The Shanghai-based Liberation Daily yesterday published an article by Zhou Ruijin , its former editor-in-chief, praising Hu for pushing reforms against all odds. While Hu faced ideological obstacles in the 1980s, Xi is up against "even bigger, more comprehensive and deeper conflicts and vested interests", it said.
"When we have reached the historical stage where we need to give reform a strong push, it is very meaningful and timely to commemorate [Hu] Yaobang now," Zhou wrote.
"As we remember Hu Yaobang, we should, just like him, have the determination to reform and the courage to innovate."
In Zhou's commentary for the Hong Kong-based Phoenix News website, he went further, saying: "If Deng Xiaoping was the chief architect of China's reform and opening, then Hu Yaobang deserves to be called its chief engineer."

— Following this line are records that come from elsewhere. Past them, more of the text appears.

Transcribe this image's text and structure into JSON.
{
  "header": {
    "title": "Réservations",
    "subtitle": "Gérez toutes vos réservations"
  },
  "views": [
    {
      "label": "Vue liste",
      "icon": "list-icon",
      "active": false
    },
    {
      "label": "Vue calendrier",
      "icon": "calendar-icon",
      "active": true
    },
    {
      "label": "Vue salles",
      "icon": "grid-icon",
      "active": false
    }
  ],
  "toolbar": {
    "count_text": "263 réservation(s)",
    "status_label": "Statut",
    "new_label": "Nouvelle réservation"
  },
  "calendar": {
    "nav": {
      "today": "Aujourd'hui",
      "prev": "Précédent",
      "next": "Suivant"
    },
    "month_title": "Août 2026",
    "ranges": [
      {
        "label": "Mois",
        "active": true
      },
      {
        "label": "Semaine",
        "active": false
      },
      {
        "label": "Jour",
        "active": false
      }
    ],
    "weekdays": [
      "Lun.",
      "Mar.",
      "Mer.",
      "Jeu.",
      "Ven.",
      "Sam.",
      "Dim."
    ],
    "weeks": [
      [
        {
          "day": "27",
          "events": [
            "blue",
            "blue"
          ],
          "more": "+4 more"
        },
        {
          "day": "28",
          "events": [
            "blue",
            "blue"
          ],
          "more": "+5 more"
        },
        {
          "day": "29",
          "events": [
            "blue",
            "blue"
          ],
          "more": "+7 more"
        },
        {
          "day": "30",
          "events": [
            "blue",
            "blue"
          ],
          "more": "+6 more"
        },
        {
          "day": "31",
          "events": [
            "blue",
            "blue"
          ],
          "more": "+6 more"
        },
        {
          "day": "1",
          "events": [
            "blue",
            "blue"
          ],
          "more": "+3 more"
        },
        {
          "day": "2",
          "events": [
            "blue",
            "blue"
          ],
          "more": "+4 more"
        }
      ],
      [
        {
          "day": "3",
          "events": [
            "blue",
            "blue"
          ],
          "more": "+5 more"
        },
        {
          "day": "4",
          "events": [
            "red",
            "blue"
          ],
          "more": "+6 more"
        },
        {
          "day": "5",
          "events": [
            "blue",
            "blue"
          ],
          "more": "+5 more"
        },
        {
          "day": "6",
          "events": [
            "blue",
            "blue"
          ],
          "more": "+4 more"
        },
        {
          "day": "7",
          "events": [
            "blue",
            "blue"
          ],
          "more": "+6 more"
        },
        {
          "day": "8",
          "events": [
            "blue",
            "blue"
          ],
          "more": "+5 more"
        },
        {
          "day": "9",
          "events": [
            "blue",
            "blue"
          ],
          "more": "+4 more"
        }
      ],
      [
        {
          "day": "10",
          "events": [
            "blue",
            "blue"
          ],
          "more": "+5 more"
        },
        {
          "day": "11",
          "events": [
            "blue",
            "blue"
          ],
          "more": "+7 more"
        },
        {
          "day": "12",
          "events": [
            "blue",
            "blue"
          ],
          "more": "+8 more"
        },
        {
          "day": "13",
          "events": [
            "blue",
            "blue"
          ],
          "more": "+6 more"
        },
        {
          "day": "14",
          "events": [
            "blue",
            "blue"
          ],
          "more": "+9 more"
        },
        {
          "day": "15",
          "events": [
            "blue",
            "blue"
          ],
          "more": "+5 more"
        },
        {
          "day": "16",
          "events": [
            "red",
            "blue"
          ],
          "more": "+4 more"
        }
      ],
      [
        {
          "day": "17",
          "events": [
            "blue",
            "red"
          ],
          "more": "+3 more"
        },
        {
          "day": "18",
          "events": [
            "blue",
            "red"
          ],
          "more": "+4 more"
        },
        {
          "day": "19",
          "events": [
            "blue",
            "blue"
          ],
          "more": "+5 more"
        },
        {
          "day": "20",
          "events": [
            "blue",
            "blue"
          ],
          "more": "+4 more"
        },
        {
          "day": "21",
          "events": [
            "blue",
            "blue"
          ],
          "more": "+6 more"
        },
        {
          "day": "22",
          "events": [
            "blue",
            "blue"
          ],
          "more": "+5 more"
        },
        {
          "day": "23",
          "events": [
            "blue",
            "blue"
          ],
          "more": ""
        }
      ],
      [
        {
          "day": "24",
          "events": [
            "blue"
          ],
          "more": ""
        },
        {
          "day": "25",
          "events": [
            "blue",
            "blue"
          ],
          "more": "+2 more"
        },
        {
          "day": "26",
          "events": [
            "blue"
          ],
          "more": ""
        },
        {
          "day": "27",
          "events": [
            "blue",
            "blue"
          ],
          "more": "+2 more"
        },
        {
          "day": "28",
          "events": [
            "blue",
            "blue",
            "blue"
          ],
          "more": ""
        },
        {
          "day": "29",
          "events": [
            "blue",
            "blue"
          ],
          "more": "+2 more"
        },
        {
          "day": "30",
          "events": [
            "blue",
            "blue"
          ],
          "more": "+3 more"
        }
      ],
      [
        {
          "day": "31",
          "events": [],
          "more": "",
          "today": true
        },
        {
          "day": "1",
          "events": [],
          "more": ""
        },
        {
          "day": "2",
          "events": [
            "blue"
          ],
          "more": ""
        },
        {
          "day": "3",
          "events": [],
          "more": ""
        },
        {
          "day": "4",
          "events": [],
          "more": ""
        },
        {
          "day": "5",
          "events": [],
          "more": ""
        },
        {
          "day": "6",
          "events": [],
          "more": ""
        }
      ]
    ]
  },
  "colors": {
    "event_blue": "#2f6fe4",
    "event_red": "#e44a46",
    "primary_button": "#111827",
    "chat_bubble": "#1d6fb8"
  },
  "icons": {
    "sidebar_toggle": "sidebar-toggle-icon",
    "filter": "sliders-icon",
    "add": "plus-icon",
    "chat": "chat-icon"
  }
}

Zhou also praised Hu's endorsement of Xi Zhongxun's work in liberalising the economy in Guangdong in the late '70s.
Hu's son, Hu Dehua , also paid tribute to his father, saying he hoped the new leadership would show similar courage in carrying out political reform despite facing bigger obstacles.
"Today, you need even greater wisdom, courage, magnanimity and compassion," he told the South China Morning Post.
"We hope they will continue to reform and liberalise." Hu Dehua said many constitutional rights, such as freedom of speech and publication, had not been granted to citizens, and there were no laws to safeguard those rights. "We hope the leaders will solve these problems, otherwise they would become even more serious."
Independent political commentator Chen Ziming said it was unlikely that Zhou's article was backed by Xi and there had been no evidence that the president supported political reform. He said it was probably state media testing the tolerance of Hu's legacy "to see whether they could go one step further".
Veteran journalist and historian Yang Jisheng also noted that Xi had not mentioned political reform since he became party chief, although he emphasised the importance of adhering to Marxism and Mao's thoughts.
Scores of Hu supporters tried to pay tribute to him at his former home in Beijing yesterday. Several managed to get in, while dozens were turned away.